Zettaset: Advanced Big Data Encryption, Plus Protection Against Data Tampering
Govciooutlook

Zettaset: Advanced Big Data Encryption, Plus Protection Against Data Tampering

Jim Vogt, President & CEO, ZettasetJim Vogt, President & CEO
In recent years a staggering number of federal government agencies, including the Office of Personnel Management (OPM) and the Internal Revenue Service (IRS) have faced security breaches in their big data systems. Against the backdrop of the rising wave of cyber-attacks, government agencies have been reluctant to embrace open source big data platforms like Hadoop. “The security vulnerabilities of Hadoop and the weaknesses of open source transparent data encryption (TDE) makes it unsuitable for adoption in government and enterprise applications that involve personally identifiable data, have regulatory compliance requirements, or both,” begins Jim Vogt, President and CEO, Zettaset. Because Hadoop is built on a distributed computing architecture, traditional security approaches may also fall short as a result of their older design limitations. What enterprises and government agencies dealing with big data need today are vendors with specialized domain expertise in data protection that know how to develop a highly-scalable encryption solution for massive data stores. Zettaset, an ISV and a leader in big data security, offers robust encryption solutions that are uniquely designed and optimized to safeguard today’s complex distributed-computing environments.“We do it with an exceptional team of security experts and leverage our in-depth knowledge to deliver data protection products that are compatible with NoSQL and relational database environments as well as Hadoop.”
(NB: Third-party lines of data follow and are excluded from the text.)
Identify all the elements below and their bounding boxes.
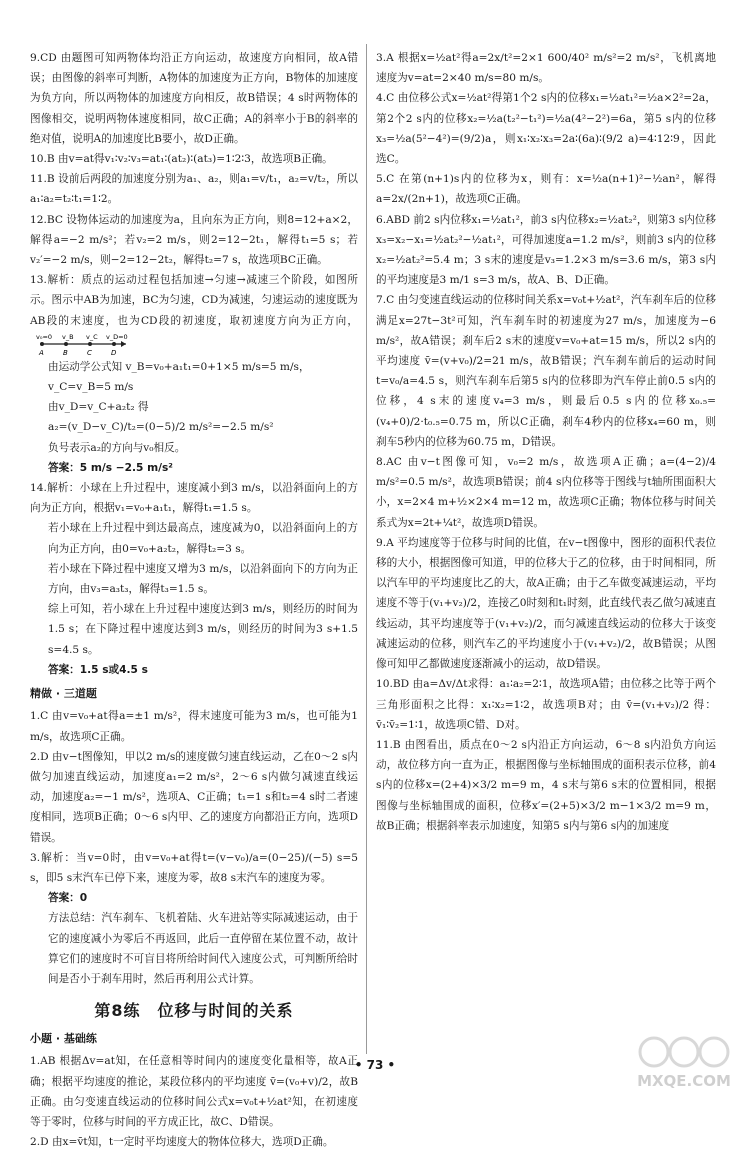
answer-14-answer: 答案：1.5 s或4.5 s	[48, 663, 148, 676]
answer-13-line: 由运动学公式知 v_B=v₀+a₁t₁=0+1×5 m/s=5 m/s，	[48, 360, 310, 373]
diagram-label: B	[63, 348, 68, 357]
answer-s3-answer: 答案：0	[48, 892, 88, 905]
answer-14-line: 若小球在上升过程中到达最高点，速度减为0，以沿斜面向上的方向为正方向，由0=v₀+a₂t₂，解得t₂=3 s。	[48, 522, 358, 555]
motion-diagram	[36, 331, 130, 357]
section-heading: 小题 · 基础练	[30, 1032, 97, 1046]
page-number: • 73 •	[354, 1058, 396, 1072]
answer-c7: 7.C 由匀变速直线运动的位移时间关系x=v₀t+½at²，汽车刹车后的位移满足x=27t−3t²可知，汽车刹车时的初速度为27 m/s，加速度为−6 m/s²，故A错误；刹车后2 s末的速度v=v₀+at=15 m/s，所以2 s内的平均速度 v̄=(v+v₀)/2=21 m/s，故B错误；汽车刹车前后的运动时间t=v₀/a=4.5 s，则汽车刹车后第5 s内的位移即为汽车停止前0.5 s内的位移，4 s末的速度v₄=3 m/s，则最后0.5 s内的位移x₀.₅=(v₄+0)/2·t₀.₅=0.75 m，所以C正确，刹车4秒内的位移x₄=60 m，则刹车5秒内的位移为60.75 m，D错误。	[376, 294, 716, 448]
section-heading: 精做 · 三道题	[30, 687, 97, 701]
answer-13-line: a₂=(v_D−v_C)/t₂=(0−5)/2 m/s²=−2.5 m/s²	[48, 421, 274, 434]
answer-12: 12.BC 设物体运动的加速度为a，且向东为正方向，则8=12+a×2，解得a=−2 m/s²；若v₂=2 m/s，则2=12−2t₁，解得t₁=5 s；若v₂′=−2 m/s，则−2=12−2t₂，解得t₂=7 s，故选项BC正确。	[30, 213, 358, 267]
diagram-label: v_B	[62, 332, 74, 341]
chapter-title: 第8练 位移与时间的关系	[94, 1001, 294, 1021]
diagram-label: C	[87, 348, 92, 357]
watermark-text: MXQE.COM	[637, 1072, 731, 1090]
answer-s1: 1.C 由v=v₀+at得a=±1 m/s²，得末速度可能为3 m/s，也可能为1 m/s，故选项C正确。	[30, 710, 358, 743]
answer-13-answer: 答案：5 m/s −2.5 m/s²	[48, 461, 173, 474]
answer-10: 10.B 由v=at得v₁∶v₂∶v₃=at₁∶(at₂)∶(at₃)=1∶2∶3，故选项B正确。	[30, 153, 333, 166]
answer-c4: 4.C 由位移公式x=½at²得第1个2 s内的位移x₁=½at₁²=½a×2²=2a，第2个2 s内的位移x₂=½a(t₂²−t₁²)=½a(4²−2²)=6a，第5 s内的位移x₃=½a(5²−4²)=(9/2)a，则x₁∶x₂∶x₃=2a∶(6a)∶(9/2 a)=4∶12∶9，因此选C。	[376, 92, 716, 166]
answer-14-line: 若小球在下降过程中速度又增为3 m/s，以沿斜面向下的方向为正方向，由v₃=a₃t₃，解得t₃=1.5 s。	[48, 562, 358, 596]
answer-c9: 9.A 平均速度等于位移与时间的比值，在v−t图像中，图形的面积代表位移的大小，根据图像可知道，甲的位移大于乙的位移，由于时间相同，所以汽车甲的平均速度比乙的大，故A正确；由于乙车做变减速运动，平均速度不等于(v₁+v₂)/2，连接乙0时刻和t₁时刻，此直线代表乙做匀减速直线运动，其平均速度等于(v₁+v₂)/2，而匀减速直线运动的位移大于该变减速运动的位移，则汽车乙的平均速度小于(v₁+v₂)/2，故B错误；从图像可知甲乙都做速度逐渐减小的运动，故D错误。	[376, 536, 716, 671]
watermark-logo	[632, 1032, 736, 1090]
answer-9: 9.CD 由题图可知两物体均沿正方向运动，故速度方向相同，故A错误；由图像的斜率可判断，A物体的加速度为正方向，B物体的加速度为负方向，所以两物体的加速度方向相反，故B错误；4 s时两物体的图像相交，说明两物体速度相同，故C正确；A的斜率小于B的斜率的绝对值，说明A的加速度比B要小，故D正确。	[30, 52, 358, 145]
left-column	[30, 48, 358, 1152]
right-column	[376, 48, 716, 836]
diagram-label: v_D=0	[106, 332, 128, 341]
answer-13-intro	[30, 270, 358, 357]
answer-13-text: 13.解析：质点的运动过程包括加速→匀速→减速三个阶段，如图所示。图示中AB为加速，BC为匀速，CD为减速，匀速运动的速度既为AB段的末速度，也为CD段的初速度，取初速度方向为正方向，	[30, 274, 358, 327]
answer-c2: 2.D 由x=v̄t知，t一定时平均速度大的物体位移大，选项D正确。	[30, 1136, 334, 1149]
answer-c3: 3.A 根据x=½at²得a=2x/t²=2×1 600/40² m/s²=2 m/s²，飞机离地速度为v=at=2×40 m/s=80 m/s。	[376, 52, 716, 85]
answer-c10: 10.BD 由a=Δv/Δt求得：a₁∶a₂=2∶1，故选项A错；由位移之比等于两个三角形面积之比得：x₁∶x₂=1∶2，故选项B对；由 v̄=(v₁+v₂)/2 得：v̄₁∶v̄₂=1∶1，故选项C错、D对。	[376, 678, 716, 731]
answer-13-line: 由v_D=v_C+a₂t₂ 得	[48, 401, 149, 414]
answer-13-line: 负号表示a₂的方向与v₀相反。	[48, 441, 186, 454]
answer-s2: 2.D 由v−t图像知，甲以2 m/s的速度做匀速直线运动，乙在0～2 s内做匀加速直线运动，加速度a₁=2 m/s²，2～6 s内做匀减速直线运动，加速度a₂=−1 m/s²，选项A、C正确；t₁=1 s和t₂=4 s时二者速度相同，选项B正确；0～6 s内甲、乙的速度方向都沿正方向，选项D错误。	[30, 750, 358, 844]
answer-c5: 5.C 在第(n+1)s内的位移为x，则有：x=½a(n+1)²−½an²，解得a=2x/(2n+1)，故选项C正确。	[376, 173, 716, 206]
answer-14-line: 综上可知，若小球在上升过程中速度达到3 m/s，则经历的时间为1.5 s；在下降过程中速度达到3 m/s，则经历的时间为3 s+1.5 s=4.5 s。	[48, 603, 358, 656]
answer-11: 11.B 设前后两段的加速度分别为a₁、a₂，则a₁=v/t₁，a₂=v/t₂，所以a₁∶a₂=t₂∶t₁=1∶2。	[30, 173, 358, 206]
answer-13-line: v_C=v_B=5 m/s	[48, 381, 134, 394]
diagram-label: D	[111, 348, 117, 357]
method-summary: 方法总结：汽车刹车、飞机着陆、火车进站等实际减速运动，由于它的速度减小为零后不再返回，此后一直停留在某位置不动，故计算它们的速度时不可盲目将所给时间代入速度公式，可判断所给时间是否小于刹车用时，然后再利用公式计算。	[48, 912, 358, 985]
answer-c1: 1.AB 根据Δv=at知，在任意相等时间内的速度变化量相等，故A正确；根据平均速度的推论，某段位移内的平均速度 v̄=(v₀+v)/2，故B正确。由匀变速直线运动的位移时间公式x=v₀t+½at²知，在初速度等于零时，位移与时间的平方成正比，故C、D错误。	[30, 1055, 358, 1128]
column-divider	[366, 44, 367, 1054]
answer-c11: 11.B 由图看出，质点在0～2 s内沿正方向运动，6～8 s内沿负方向运动，故位移方向一直为正，根据图像与坐标轴围成的面积表示位移，前4 s内的位移x=(2+4)×3/2 m=9 m，4 s末与第6 s末的位置相同，根据图像与坐标轴围成的面积，位移x′=(2+5)×3/2 m−1×3/2 m=9 m，故B正确；根据斜率表示加速度，知第5 s内与第6 s内的加速度	[376, 738, 716, 832]
diagram-label: v_C	[86, 332, 98, 341]
answer-s3: 3.解析：当v=0时，由v=v₀+at得t=(v−v₀)/a=(0−25)/(−5) s=5 s，即5 s末汽车已停下来，速度为零，故8 s末汽车的速度为零。	[30, 851, 358, 884]
diagram-label: v₀=0	[36, 332, 53, 341]
answer-14: 14.解析：小球在上升过程中，速度减小到3 m/s，以沿斜面向上的方向为正方向，根据v₁=v₀+a₁t₁，解得t₁=1.5 s。	[30, 482, 358, 515]
watermark-icon	[632, 1032, 736, 1072]
answer-c8: 8.AC 由v−t图像可知，v₀=2 m/s，故选项A正确；a=(4−2)/4 m/s²=0.5 m/s²，故选项B错误；前4 s内位移等于图线与t轴所围面积大小，x=2×4 m+½×2×4 m=12 m，故选项C正确；物体位移与时间关系式为x=2t+¼t²，故选项D错误。	[376, 456, 716, 529]
answer-c6: 6.ABD 前2 s内位移x₁=½at₁²，前3 s内位移x₂=½at₂²，则第3 s内位移x₃=x₂−x₁=½at₂²−½at₁²，可得加速度a=1.2 m/s²，则前3 s内的位移x₂=½at₂²=5.4 m；3 s末的速度是v₃=1.2×3 m/s=3.6 m/s，第3 s内的平均速度是3 m/1 s=3 m/s，故A、B、D正确。	[376, 213, 716, 287]
diagram-label: A	[39, 348, 44, 357]
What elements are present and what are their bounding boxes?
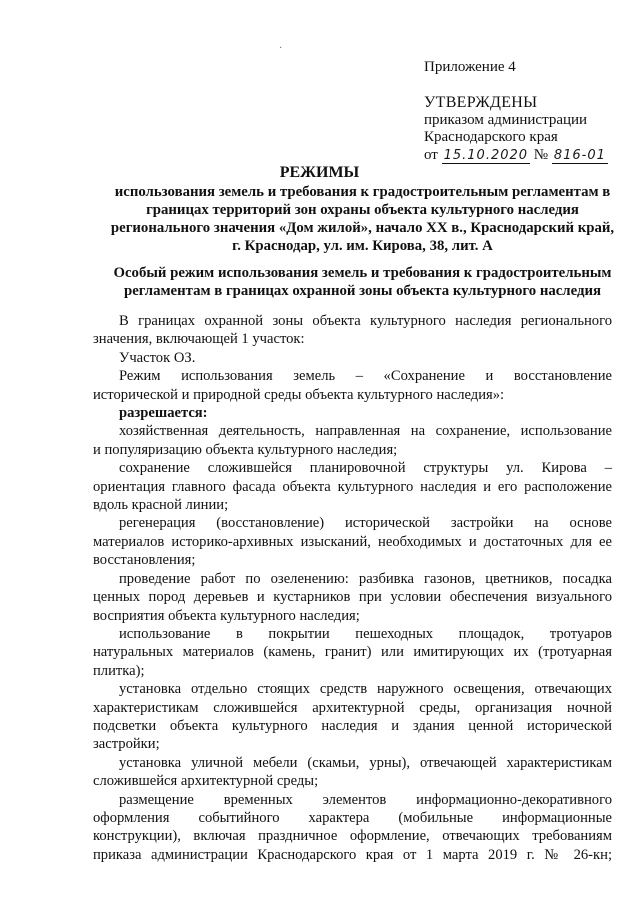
text-line: восприятия объекта культурного наследия; [93,607,360,624]
text-line: натуральных материалов (камень, гранит) или имитирующих их (тротуарная [93,644,612,661]
list-item [93,422,612,459]
text-line: вдоль красной линии; [93,497,229,514]
intro-paragraph [93,312,612,349]
list-item [93,791,612,865]
text-line: ценных пород деревьев и кустарников при условии обеспечения визуального [93,589,612,606]
section-heading-line: Особый режим использования земель и требования к градостроительным [113,265,612,281]
text-line: сложившейся архитектурной среды; [93,773,319,790]
text-line: размещение временных элементов информационно-декоративного [119,791,612,808]
text-line: застройки; [93,736,160,753]
page-dot: · [279,43,283,54]
subtitle-line: границах территорий зон охраны объекта культурного наследия [146,202,579,218]
from-label: от [424,146,438,163]
text-line: плитка); [93,662,145,679]
approval-date-line [424,147,608,165]
number-label: № [533,146,549,163]
section-heading-line: регламентам в границах охранной зоны объекта культурного наследия [124,283,601,299]
section-heading [96,264,629,300]
list-item [93,754,612,791]
text-line: подсветки объекта культурного наследия и здания ценной исторической [93,717,612,734]
mode-paragraph [93,367,612,404]
subtitle-line: г. Краснодар, ул. им. Кирова, 38, лит. А [232,238,493,254]
approval-block [424,94,608,164]
text-line: сохранение сложившейся планировочной структуры ул. Кирова – [119,460,612,477]
document-body [93,312,612,864]
plot-label: Участок ОЗ. [119,349,196,366]
document-title: РЕЖИМЫ [279,164,360,181]
text-line: хозяйственная деятельность, направленная на сохранение, использование [119,423,612,440]
approved-by-label: приказом администрации [424,111,588,128]
text-line: оформления событийного характера (мобильные информационные [93,809,612,826]
list-item [93,625,612,680]
approved-label: УТВЕРЖДЕНЫ [424,94,538,111]
appendix-label: Приложение 4 [424,59,516,75]
list-item [93,514,612,569]
text-line: значения, включающей 1 участок: [93,331,305,348]
text-line: установка уличной мебели (скамьи, урны), отвечающей характеристикам [119,754,612,771]
text-line: приказа администрации Краснодарского края от 1 марта 2019 г. № 26-кн; [93,846,612,863]
allowed-label: разрешается: [119,405,208,422]
handwritten-date: 15.10.2020 [443,147,529,163]
text-line: и популяризацию объекта культурного наследия; [93,441,398,458]
text-line: В границах охранной зоны объекта культурного наследия регионального [119,313,612,329]
text-line: проведение работ по озеленению: разбивка газонов, цветников, посадка [119,570,612,587]
list-item [93,459,612,514]
text-line: восстановления; [93,552,196,569]
text-line: материалов историко-архивных изысканий, необходимых и достаточных для ее [93,533,612,550]
allowed-items-list [93,422,612,864]
text-line: регенерация (восстановление) исторической застройки на основе [119,515,612,532]
approved-region-label: Краснодарского края [424,129,558,145]
list-item [93,570,612,625]
text-line: Режим использования земель – «Сохранение и восстановление [119,368,612,385]
document-subtitle [96,183,629,255]
text-line: характеристикам сложившейся архитектурной среды, организация ночной [93,699,612,716]
list-item [93,680,612,754]
text-line: использование в покрытии пешеходных площадок, тротуаров [119,625,612,642]
text-line: исторической и природной среды объекта культурного наследия»: [93,386,505,403]
text-line: установка отдельно стоящих средств наружного освещения, отвечающих [119,681,612,698]
subtitle-line: регионального значения «Дом жилой», начало XX в., Краснодарский край, [110,220,615,236]
text-line: конструкции), включая праздничное оформление, отвечающих требованиям [93,828,612,845]
text-line: ориентация главного фасада объекта культурного наследия и его расположение [93,478,612,495]
subtitle-line: использования земель и требования к градостроительным регламентам в [114,184,611,200]
handwritten-number: 816-01 [553,147,606,163]
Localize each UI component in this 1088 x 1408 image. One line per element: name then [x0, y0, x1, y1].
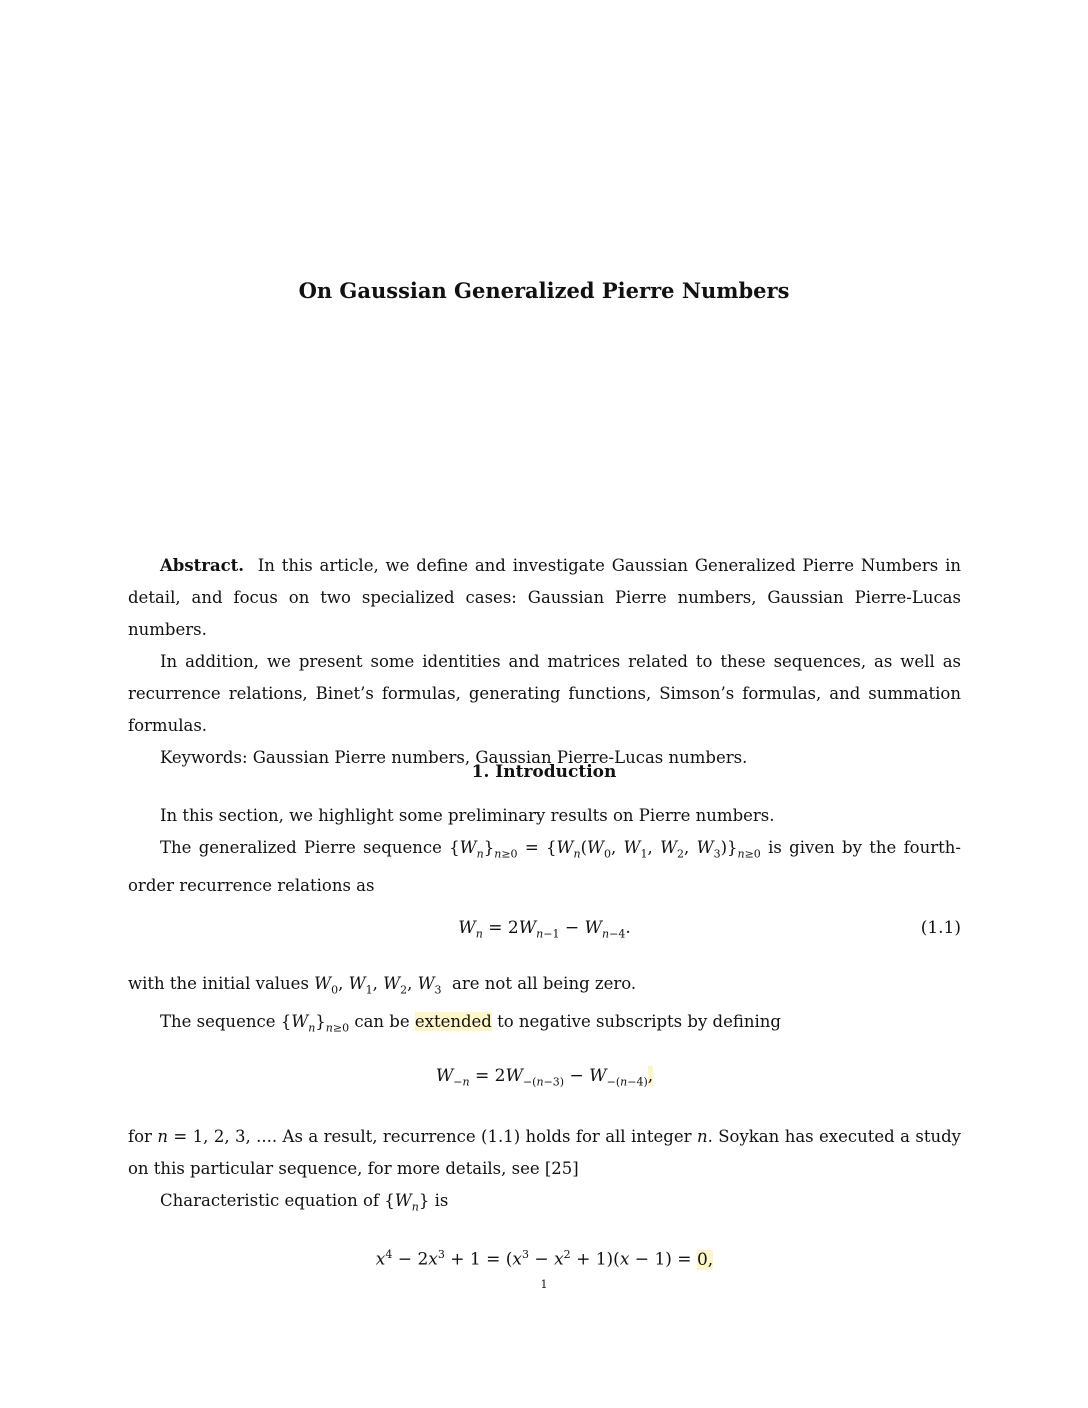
abstract-block — [128, 550, 961, 774]
intro-continuation-2 — [128, 1121, 961, 1223]
characteristic-equation: $x^4 - 2x^3 + 1 = (x^3 - x^2 + 1)(x - 1) = 0$, — [375, 1248, 714, 1270]
introduction-text — [128, 800, 961, 902]
intro-paragraph-3: with the initial values $W_0$, $W_1$, $W_2$, $W_3$ are not all being zero. — [128, 974, 637, 997]
abstract-paragraph-2: In addition, we present some identities and matrices related to these sequences, as well as recurrence relations, Binet’s formulas, generating functions, Simson’s formulas, and summation formulas. — [128, 652, 961, 735]
equation-negative-subscripts: $W_{-n} = 2W_{-(n-3)} - W_{-(n-4)}$, — [435, 1066, 654, 1089]
highlight-extended: extended — [414, 1012, 492, 1032]
section-heading-introduction: 1. Introduction — [471, 762, 617, 782]
page-number: 1 — [540, 1278, 548, 1291]
intro-paragraph-2: The generalized Pierre sequence $\{W_n\}_{n\ge 0} = \{W_n(W_0$, $W_1$, $W_2$, $W_3)\}_{n\ge 0}$ is given by the fourth-order recurrence relations as — [128, 838, 961, 896]
intro-paragraph-6: Characteristic equation of $\{W_n\}$ is — [160, 1191, 449, 1214]
intro-paragraph-1: In this section, we highlight some preliminary results on Pierre numbers. — [160, 806, 775, 825]
abstract-label: Abstract. — [160, 556, 245, 575]
equation-number: (1.1) — [920, 918, 961, 938]
equation-1-1: $W_n = 2W_{n-1} - W_{n-4}$. (1.1) — [458, 918, 961, 941]
intro-continuation — [128, 968, 961, 1045]
abstract-paragraph-1: Abstract. In this article, we define and investigate Gaussian Generalized Pierre Numbers in detail, and focus on two specialized cases: Gaussian Pierre numbers, Gaussian Pierre-Lucas numbers. — [128, 556, 961, 639]
keywords: Keywords: Gaussian Pierre numbers, Gaussian Pierre-Lucas numbers. — [160, 748, 748, 767]
intro-paragraph-5: for n = 1, 2, 3, .... As a result, recurrence (1.1) holds for all integer n. Soykan has executed a study on this particular sequence, for more details, see [25] — [128, 1127, 961, 1178]
paper-title: On Gaussian Generalized Pierre Numbers — [298, 278, 790, 303]
intro-paragraph-4: The sequence $\{W_n\}_{n\ge 0}$ can be extended to negative subscripts by defining — [160, 1012, 781, 1035]
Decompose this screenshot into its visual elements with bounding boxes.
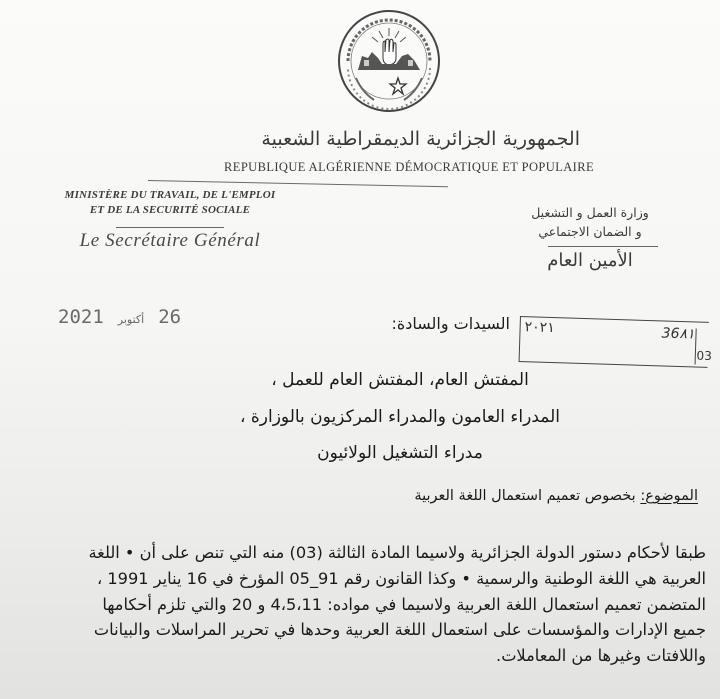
algeria-coat-of-arms-icon: [336, 8, 442, 114]
reference-year-handwritten: ٢٠٢١: [524, 319, 555, 337]
ministry-ar-line1: وزارة العمل و التشغيل: [531, 205, 649, 220]
reference-number-box: [519, 316, 713, 368]
body-line: جميع الإدارات والمؤسسات على استعمال اللغة العربية وحدها في تحرير المراسلات والبيانات: [93, 620, 706, 640]
secretary-general-title-arabic: الأمين العام: [547, 250, 633, 271]
ministry-name-french: [50, 188, 290, 218]
ministry-ar-line2: و الضمان الاجتماعي: [538, 224, 642, 239]
secretary-general-title-french: Le Secrétaire Général: [79, 230, 261, 251]
body-line: طبقا لأحكام دستور الدولة الجزائرية ولاسيما المادة الثالثة (03) منه التي تنص على أن • اللغة: [88, 543, 706, 562]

Vogt says, “The focus of cyber criminals is shifting from data theft to data manipulation.”Encryption alone might not be sufficient to prevent data tampering associated with high-profile data breaches and malicious hacks. In order to protect against data tampering and to maintain data integrity, Zettaset utilizes Authenticated Encryption using Associated Data (AEAD) methodology to protect the encrypted data against unauthorized modification.

The company renders security through two big data encryption products—BDEncrypt and BDEncrypt Plus. While BDEncrypt acts as a partition-level solution to enable bulk encryption of stored data, BDEncrypt Plus offers granular encryption at the file level to ensure additional layers of data protection.


BDEncrypt Plus is the only encryption solution that cryptographically protects Access Control Lists (ACLs) to safeguard data from unauthorized tampering, from within or outside the organization


“BDEncrypt Plus is the only encryption solution that cryptographically protects Access Control Lists (ACLs) to safeguard data from unauthorized tampering, from within or outside the organization,” he adds. Besides fortifying ACLs against malicious attacks, BDEncrypt Plus makes use of the Galois/Counter Mode (GCM) for encryption to deliver enhanced performance and efficiency for customers deploying the solution.

Zettaset has established strategic partnerships with leading encryption key management and hardware security module (HSM) vendors, including HPE Security, Gemalto (SafeNet), Thales e-Security, and Utimaco. Zettaset’s encryption solutions are based on industry standards for interoperability, greatly simplifying integration with existing IT security infrastructure and policy frameworks. Zettaset’s BDEncrypt and BDEncrypt Plus solutions adhere to the Key Management Interoperability Protocol (KMIP) as well as PKCS #11, one of the Public-Key Cryptography Standards guided by the Organization for the Advancement of Structured Information Standards (OASIS). These standards ensure that Zettaset encryption solutions are fully-compatible with an organization’s existing key management and HSM infrastructures.

Zettaset to date has filed 10 patents, out of which five have been granted, each one associated with security, encryption processes, and performance in distributed computing environments. “Our company expertise on cryptographic procedures, encryption methodology, and data integrity protection enables us to maintain an increasing advantage over our competitors,” says Vogt.

In addition to helping enterprises that need to secure massive amounts of personally-identifiable information, the company is focusing on federal government agencies that are vital to the nation’s security, and who are vulnerable to malicious attacks and data manipulation. “We are moving aggressively in this new direction,” reaffirms Vogt.